When suturing the skin, particularly in cosmetically sensitive areas, the smallest suture for the area should be used.
Trials have shown no major differences between absorbable and non-absorbable sutures in terms of cosmesis and complications, scars, and patient satisfaction. For absorbable sutures, if more strength is required, choose a suture with a longer absorption time.
Slow healing tissues, like fascia and tendons, should be closed with non-absorbable or slow absorbing sutures. While faster healing tissues like the stomach, colon, and bladder require absorbable sutures.
Urinary and biliary tracts are prone to stone formation, so synthetic absorbable sutures are better in this situation, while sutures prone to digestive juices should be those that last longer.

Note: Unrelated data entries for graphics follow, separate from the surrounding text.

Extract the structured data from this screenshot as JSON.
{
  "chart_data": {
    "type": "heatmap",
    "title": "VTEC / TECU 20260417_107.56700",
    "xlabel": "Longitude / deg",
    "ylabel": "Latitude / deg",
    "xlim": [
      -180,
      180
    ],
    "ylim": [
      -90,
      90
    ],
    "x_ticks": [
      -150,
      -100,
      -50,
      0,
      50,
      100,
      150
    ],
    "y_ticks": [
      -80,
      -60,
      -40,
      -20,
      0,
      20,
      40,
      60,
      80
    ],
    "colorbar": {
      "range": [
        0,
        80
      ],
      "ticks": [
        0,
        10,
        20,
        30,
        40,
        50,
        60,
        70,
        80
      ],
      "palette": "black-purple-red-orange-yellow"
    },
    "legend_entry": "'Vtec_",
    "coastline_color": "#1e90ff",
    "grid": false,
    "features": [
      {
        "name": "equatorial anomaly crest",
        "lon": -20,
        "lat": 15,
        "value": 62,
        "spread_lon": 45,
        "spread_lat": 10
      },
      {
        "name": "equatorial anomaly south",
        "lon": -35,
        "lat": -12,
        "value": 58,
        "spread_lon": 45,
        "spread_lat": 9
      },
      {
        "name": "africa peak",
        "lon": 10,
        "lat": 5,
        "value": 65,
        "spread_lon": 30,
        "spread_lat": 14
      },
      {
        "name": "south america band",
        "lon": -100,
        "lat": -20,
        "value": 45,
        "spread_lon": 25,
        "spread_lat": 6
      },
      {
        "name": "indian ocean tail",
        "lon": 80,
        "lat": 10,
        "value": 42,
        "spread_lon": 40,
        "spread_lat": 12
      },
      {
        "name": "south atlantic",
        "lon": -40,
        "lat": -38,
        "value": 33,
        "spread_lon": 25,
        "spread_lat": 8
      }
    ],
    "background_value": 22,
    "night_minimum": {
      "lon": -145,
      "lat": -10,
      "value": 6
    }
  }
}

Natural sutures do very badly in the GI tract. A non-absorbable suture is best when prolonged tension (fascial closure, tendon repair, bone anchoring, or ligament repair) is required for suitable healing to take place.
In general, surgeons typically use either polypropylene or polydioxane sutures for fascia, depending on how strong the repair needs to be.
Deep dermis closure is with either polyglycolic acid or poliglycaprone 25 sutures. If closing the epidermis with a running subcuticular suture, poliglycaprone 25 is preferred.
If one is performing interrupted sutures on the skin surface, nylon is ideal; polydioxane for near dark hair and fast absorbing or chromic gut suture if it is on a child or in an area where sutures are difficult to remove. Many good choices exist depending on provider preference, experience, and the desired result.